Kondisi reservoir batupasir B dan C tersebut dalam industri perminyakan termasuk dalam kategori reservoir dengan kualitas rendah sampai sedang

(low-medium quality reservoir) atau di daerah penelitian dikenal sebagai shalysand

reservoir. Karena sifat properti seperti inilah maka kandungan minyak yang ada di dalamnya akan kurang efektif terambil oleh sumur vertikal. Hasil selengkapnya mengenai perhitungan dari evaluasi formasi terhadap sifat reservoir Formasi Bekasap bisa dilihat pada tabel dibawah ini.

Tabel III.2 Ringkasan sifat/properti reservoir dari Formasi Bekasap berdasarkan hasil perhitungan evaluasi formasi (petrofisik).

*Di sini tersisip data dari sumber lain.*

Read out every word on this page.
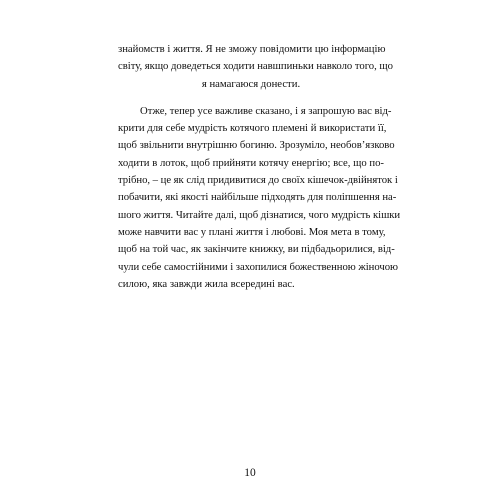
знайомств і життя. Я не зможу повідомити цю інформацію
світу, якщо доведеться ходити навшпиньки навколо того, що
я намагаюся донести.

Отже, тепер усе важливе сказано, і я запрошую вас від-
крити для себе мудрість котячого племені й використати її,
щоб звільнити внутрішню богиню. Зрозуміло, необов’язково
ходити в лоток, щоб прийняти котячу енергію; все, що по-
трібно, – це як слід придивитися до своїх кішечок-двійняток і
побачити, які якості найбільше підходять для поліпшення на-
шого життя. Читайте далі, щоб дізнатися, чого мудрість кішки
може навчити вас у плані життя і любові. Моя мета в тому,
щоб на той час, як закінчите книжку, ви підбадьорилися, від-
чули себе самостійними і захопилися божественною жіночою
силою, яка завжди жила всередині вас.

10
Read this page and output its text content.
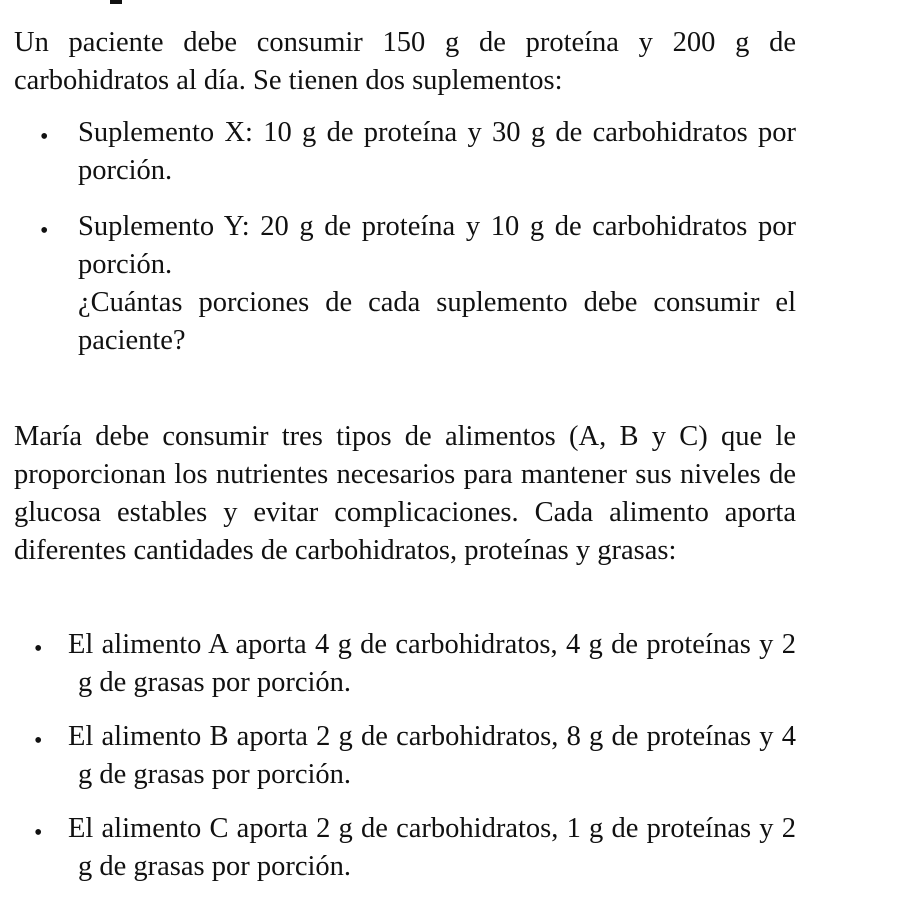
Un paciente debe consumir 150 g de proteína y 200 g de carbohidratos al día. Se tienen dos suplementos:
• Suplemento X: 10 g de proteína y 30 g de carbohidratos por porción.
• Suplemento Y: 20 g de proteína y 10 g de carbohidratos por porción.
¿Cuántas porciones de cada suplemento debe consumir el paciente?
María debe consumir tres tipos de alimentos (A, B y C) que le proporcionan los nutrientes necesarios para mantener sus niveles de glucosa estables y evitar complicaciones. Cada alimento aporta diferentes cantidades de carbohidratos, proteínas y grasas:
• El alimento A aporta 4 g de carbohidratos, 4 g de proteínas y 2 g de grasas por porción.
• El alimento B aporta 2 g de carbohidratos, 8 g de proteínas y 4 g de grasas por porción.
• El alimento C aporta 2 g de carbohidratos, 1 g de proteínas y 2 g de grasas por porción.
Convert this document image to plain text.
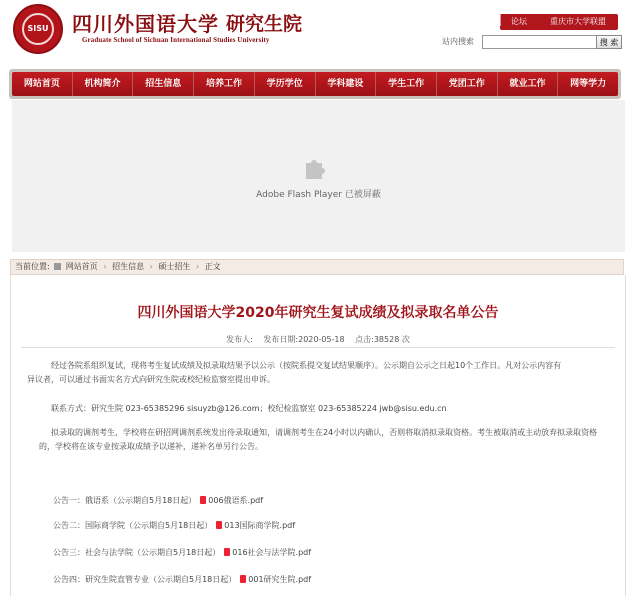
SISU 四川外国语大学 研究生院
Graduate School of Sichuan International Studies University
论坛	重庆市大学联盟
站内搜索	搜 索
网站首页	机构简介	招生信息	培养工作	学历学位	学科建设	学生工作	党团工作	就业工作	网等学力
Adobe Flash Player 已被屏蔽
当前位置: 网站首页 › 招生信息 › 硕士招生 › 正文
四川外国语大学2020年研究生复试成绩及拟录取名单公告
发布人: 发布日期:2020-05-18 点击:38528 次
经过各院系组织复试，现将考生复试成绩及拟录取结果予以公示（按院系提交复试结果顺序）。公示期自公示之日起10个工作日。凡对公示内容有
异议者，可以通过书面实名方式向研究生院或校纪检监察室提出申诉。
联系方式：研究生院 023-65385296 sisuyzb@126.com；校纪检监察室 023-65385224 jwb@sisu.edu.cn
拟录取的调剂考生，学校将在研招网调剂系统发出待录取通知，请调剂考生在24小时以内确认，否则将取消拟录取资格。考生被取消或主动放弃拟录取资格的，学校将在该专业按录取成绩予以递补，递补名单另行公告。
公告一：俄语系（公示期自5月18日起） 006俄语系.pdf
公告二：国际商学院（公示期自5月18日起） 013国际商学院.pdf
公告三：社会与法学院（公示期自5月18日起） 016社会与法学院.pdf
公告四：研究生院直管专业（公示期自5月18日起） 001研究生院.pdf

reservoir Gamma Ray (GAPI) Volume shale (%) Porositas eff. (%) Permeabilitas (md) Saturasi air (%) A 84.4 28.5 17.5 501.5 67.2 B 88.4 26.9 17.6 208.4 87.3 C 84.8 25.2 18.5 144.4 95.4 D1 62.5 13.7 22.2 1511 76.3

Setelah didapatkan data-data properti hasil evaluasi formasi dari masing-masing reservoir Bekasap B dan C, maka dilakukan pemetaan propertinya (porositas dan permeabilitas) terhadap masing-masing parasikuen B1, B2, C1 dan C2.

(40)

Pemetaan properti reservoir dicoba dengan melakukan dua pendekatan yaitu metode statistik biasa menggunakan perangkat lunak ZMAP dan metode geostatistik yang menggunakan perangkat lunak Gocad. Kelebihan melakukan pemetaan properti dengan analisis geostatistik adalah dipertimbangkannya model geometri reservoir dan hubungan spatial sehingga model peta yang dibangun lebih mendekati.

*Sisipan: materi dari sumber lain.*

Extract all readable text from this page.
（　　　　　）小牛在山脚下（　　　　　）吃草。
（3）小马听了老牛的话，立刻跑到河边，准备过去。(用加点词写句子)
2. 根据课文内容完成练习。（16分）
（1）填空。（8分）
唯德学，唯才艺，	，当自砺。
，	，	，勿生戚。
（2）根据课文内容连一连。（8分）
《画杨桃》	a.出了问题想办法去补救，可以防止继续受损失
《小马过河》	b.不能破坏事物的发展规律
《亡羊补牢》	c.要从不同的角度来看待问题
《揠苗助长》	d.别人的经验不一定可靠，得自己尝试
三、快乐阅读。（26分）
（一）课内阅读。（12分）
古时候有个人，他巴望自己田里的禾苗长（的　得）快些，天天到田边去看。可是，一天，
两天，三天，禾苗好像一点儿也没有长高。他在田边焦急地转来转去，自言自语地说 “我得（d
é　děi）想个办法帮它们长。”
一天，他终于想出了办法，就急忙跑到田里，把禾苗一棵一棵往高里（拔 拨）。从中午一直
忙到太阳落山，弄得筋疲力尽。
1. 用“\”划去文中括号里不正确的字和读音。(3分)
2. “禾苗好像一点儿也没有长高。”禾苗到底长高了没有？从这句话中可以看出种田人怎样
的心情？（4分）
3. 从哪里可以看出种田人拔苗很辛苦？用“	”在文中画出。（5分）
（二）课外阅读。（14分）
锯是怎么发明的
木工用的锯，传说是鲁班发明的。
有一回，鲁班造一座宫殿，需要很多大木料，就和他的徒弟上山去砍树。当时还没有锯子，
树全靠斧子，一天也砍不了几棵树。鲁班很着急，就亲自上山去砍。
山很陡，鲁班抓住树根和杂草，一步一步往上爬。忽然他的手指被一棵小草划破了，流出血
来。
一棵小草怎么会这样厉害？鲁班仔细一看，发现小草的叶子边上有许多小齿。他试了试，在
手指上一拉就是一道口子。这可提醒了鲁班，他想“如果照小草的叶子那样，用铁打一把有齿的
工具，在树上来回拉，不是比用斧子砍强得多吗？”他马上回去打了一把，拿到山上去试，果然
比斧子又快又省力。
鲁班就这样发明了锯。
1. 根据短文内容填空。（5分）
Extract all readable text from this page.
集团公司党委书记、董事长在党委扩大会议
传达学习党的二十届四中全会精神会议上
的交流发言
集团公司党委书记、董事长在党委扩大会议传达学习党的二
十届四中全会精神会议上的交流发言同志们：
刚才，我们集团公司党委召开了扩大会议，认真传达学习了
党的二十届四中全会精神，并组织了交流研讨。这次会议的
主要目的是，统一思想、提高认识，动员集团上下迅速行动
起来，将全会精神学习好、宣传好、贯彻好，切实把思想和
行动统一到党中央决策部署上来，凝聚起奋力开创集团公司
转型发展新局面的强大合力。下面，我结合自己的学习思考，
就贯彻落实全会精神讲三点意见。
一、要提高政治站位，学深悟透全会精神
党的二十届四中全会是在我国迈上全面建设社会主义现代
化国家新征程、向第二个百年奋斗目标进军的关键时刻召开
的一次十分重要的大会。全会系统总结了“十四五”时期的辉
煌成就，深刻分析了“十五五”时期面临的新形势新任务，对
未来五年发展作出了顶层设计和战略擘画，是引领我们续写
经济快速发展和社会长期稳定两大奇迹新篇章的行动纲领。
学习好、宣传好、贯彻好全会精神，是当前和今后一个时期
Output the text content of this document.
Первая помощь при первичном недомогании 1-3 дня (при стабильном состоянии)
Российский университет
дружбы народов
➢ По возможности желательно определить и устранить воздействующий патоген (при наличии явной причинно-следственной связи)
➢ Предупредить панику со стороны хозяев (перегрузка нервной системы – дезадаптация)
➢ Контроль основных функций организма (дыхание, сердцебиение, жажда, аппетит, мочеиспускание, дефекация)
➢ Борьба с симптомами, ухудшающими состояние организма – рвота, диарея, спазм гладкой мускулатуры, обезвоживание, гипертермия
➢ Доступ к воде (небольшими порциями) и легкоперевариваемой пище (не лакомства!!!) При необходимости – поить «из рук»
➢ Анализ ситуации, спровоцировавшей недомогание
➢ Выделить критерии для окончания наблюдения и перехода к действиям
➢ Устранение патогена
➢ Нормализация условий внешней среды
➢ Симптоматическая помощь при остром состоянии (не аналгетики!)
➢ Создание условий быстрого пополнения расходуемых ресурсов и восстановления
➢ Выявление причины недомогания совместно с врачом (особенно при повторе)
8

Seperti yang telah dibahas sebelumnya, parasikuen B1 merupakan bagian dari reservoir B pada Formasi Bekasap. Parasikuen B1 yang ditafsirkan sebagai fasies Tidal Sand Bar dibuat peta properti porositas dan permeabilitasnya. Berdasarkan gambar III.19 sebelah kiri, terlihat adanya penyebaran porositas di daerah penelitian. Porositas dengan kisaran 16 – 22 % merupakan nilai porositas yang paling besar pada fasies ini dan umumnya menempati daerah di bagian tengah, sebagian kecil di bagian utara dan selatan. Sedangkan porositas dibawah 16 % menempati daerah utara dan selatan lapangan Pungut.

Peta permeabilitas pada gambar III.19 sebelah kanan, memperlihatkan kisaran nilai permeabilitas yang juga bervariasi. Permeabilitas dengan kisaran nilai 200 sampai 400 md tersebar di daerah utara dan selatan penelitian. Sedangkan nilai permeabilitas dibawah 200 md tersebar hampir di bagian tengah daerah penelitian.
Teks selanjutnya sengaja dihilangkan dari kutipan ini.